What is Xmas? I’ve seen this phrase used all my life and have often wondered why people used it. Why was the most important part of the word “Christmas” being replaced with an “X”? To me, the letter “X” symbolizes the marking out of something. Like crossing off the items on my shopping list. I no longer need it, so I mark it out. Or the original price of a sale item is marked out and replaced with a better deal. Does Xmas mean that we are replacing Christ with something we think is better or that we no longer need him?

All of these questions prompted me to search for answers, so I went to Google and typed in Xmas.
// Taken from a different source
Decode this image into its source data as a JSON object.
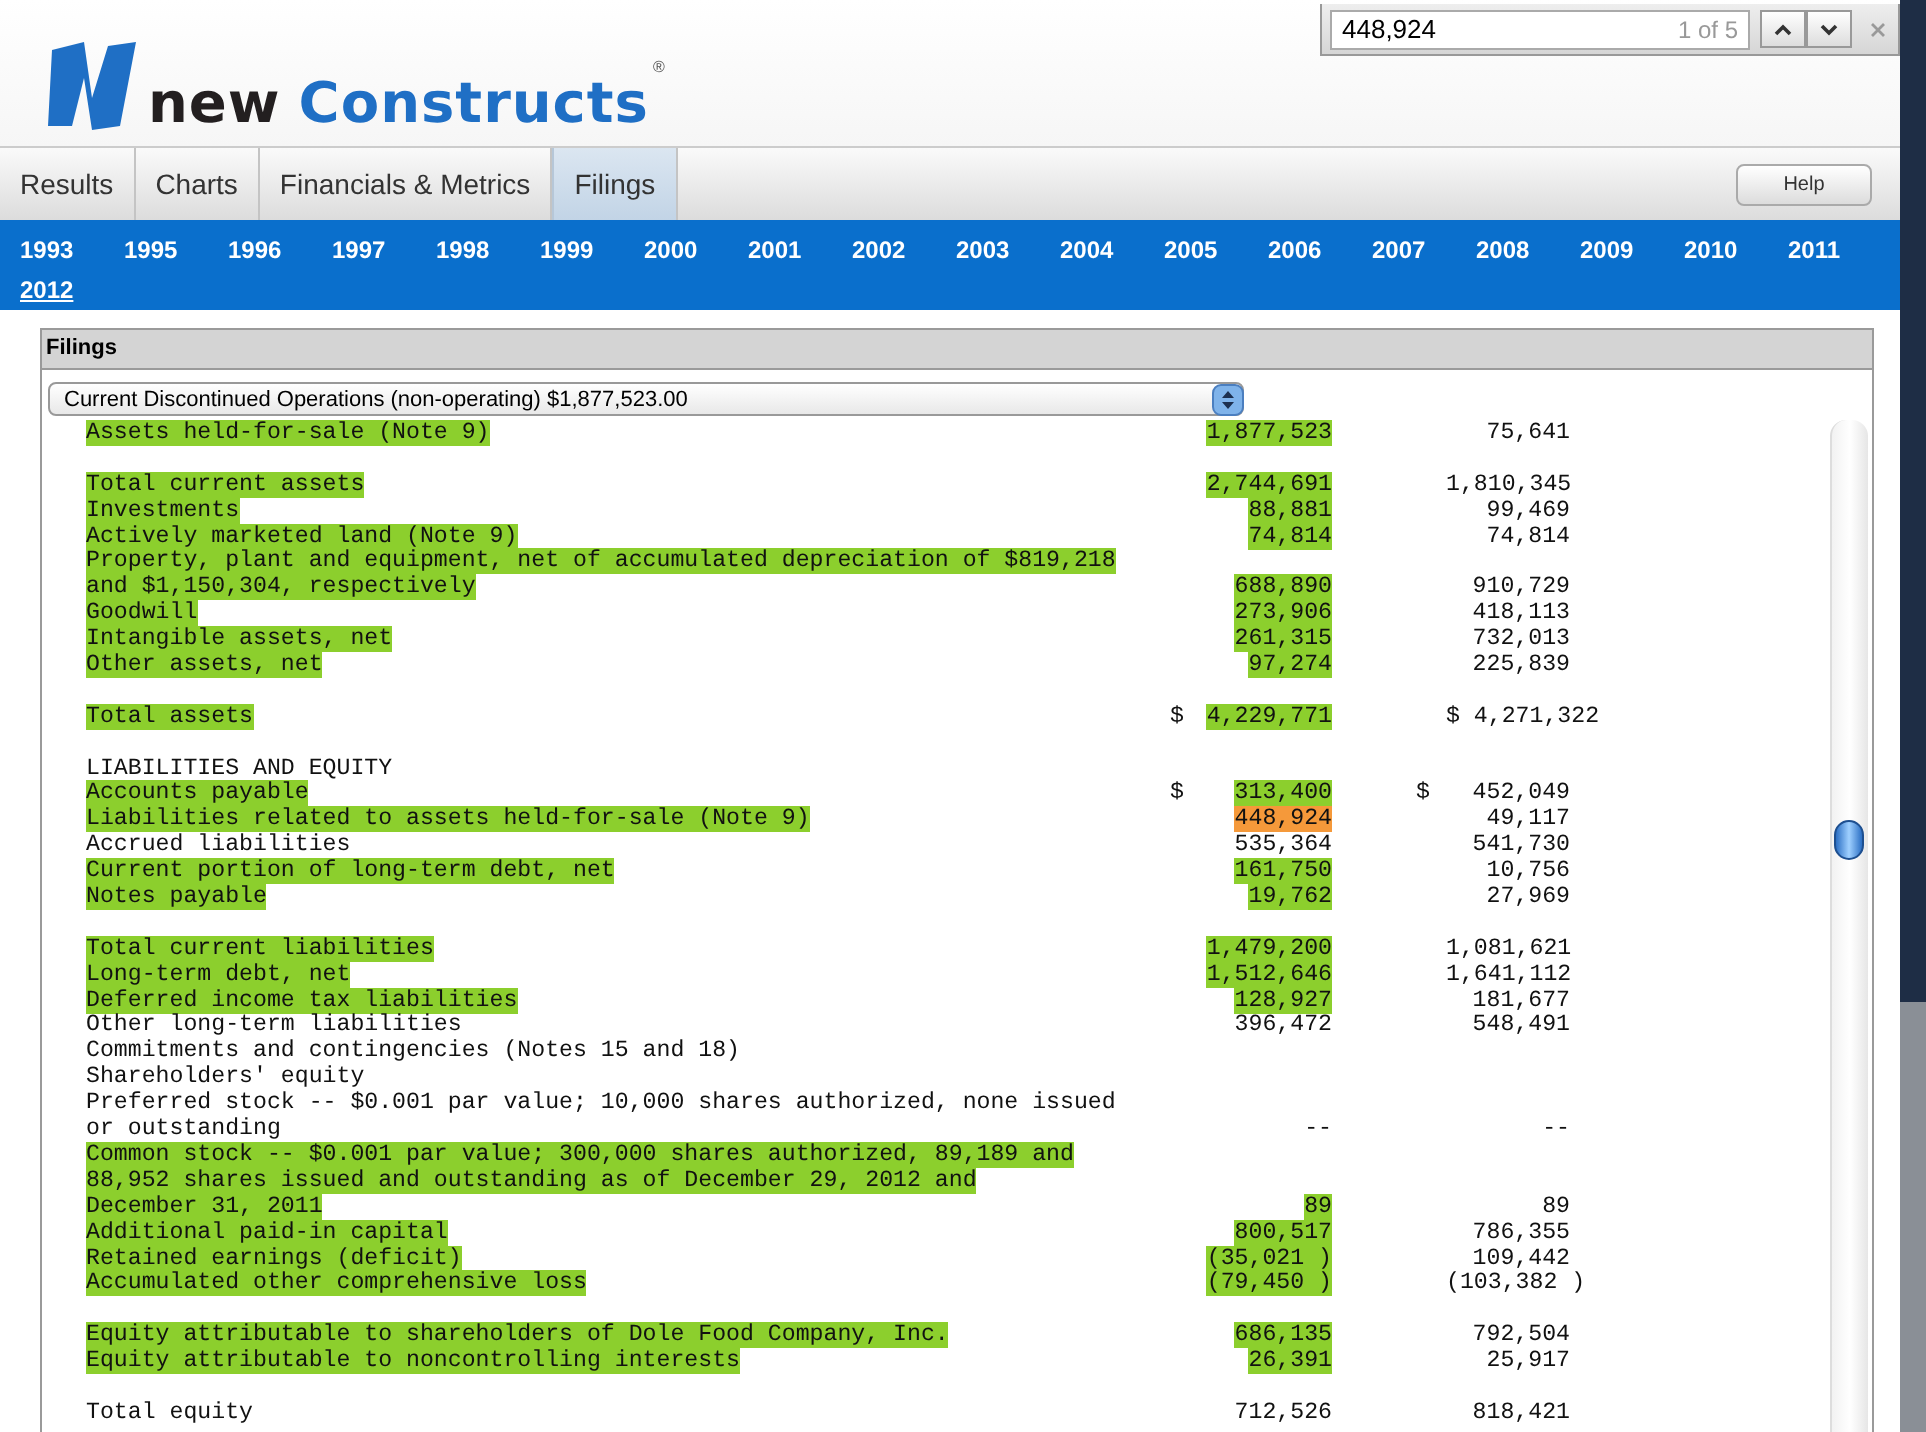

I was surprised to learn that this isn’t a term generated by the secular world in an attempt to remove Christ from Christmas. I’m sure there are some who use this term with the intentions of removing Christ, but ironically they’ve done just the opposite. Wikipedia claims the “X” comes from the Greek letter Chi, which is the first letter of the Greek alphabet and is translated as “Christ”. The term dates back to the 1700s, but similar versions were used as far back as the 1100s. Usage of Xmas has been around much longer than any of us, and more importantly it was not coined in an attempt to remove Christ.

Text messaging has led to many shortcuts in our written language. I don’t like how it virtually destroys all of the spelling skills I work so hard to teach my students, but I do occasionally use a few of those shortcuts. For example, ur means you’re; thx means thanks; LOL means laughing out loud. Shortcuts can be helpful, but they also mean something is lost. Spelling skills are lost when texting. The beautiful scenic route is lost when traveling. Christ becomes lost in Xmas because most of us aren’t aware that in the Greek language “X” means Christ.

Even after researching the background, I still can’t help but cringe when I see Xmas in place of Christmas. After all, if not for the birth of Christ, there would be no Christmas to celebrate. I want to see His name. I want to hear it. I want to say it. No Xmas or Happy Holidays. For me, it will always be “Merry Christmas”!

No matter how you choose to write it, be sure to remember that Jesus is the reason for the season! May you have a wonderfully blessed Christmas.

Luke 2:9-12
And an angel of the Lord suddenly stood before them, and the glory of the Lord shone around them; and they were terribly frightened. And the angel said to them, “Don’t be afraid; for behold, I bring you good news of a great joy which shall be for all the people; for today in the city of David there has been born for you a Savior, who is Christ the Lord. And this will be a sign for you; you will find a baby wrapped in cloths, and lying in a manger.”

One thought on “Merry Xmas?

  1. SO TRUE. thanks, for the research that might make the X seem at least a contemporary spin.!!
    my “merry” is somehow melancholy. YES He is born. But what a sobering reality that yes, He had to be born. Yes. every year He HAS to be born.
    Humble Gratitude is what I want to replace in the “Merry”.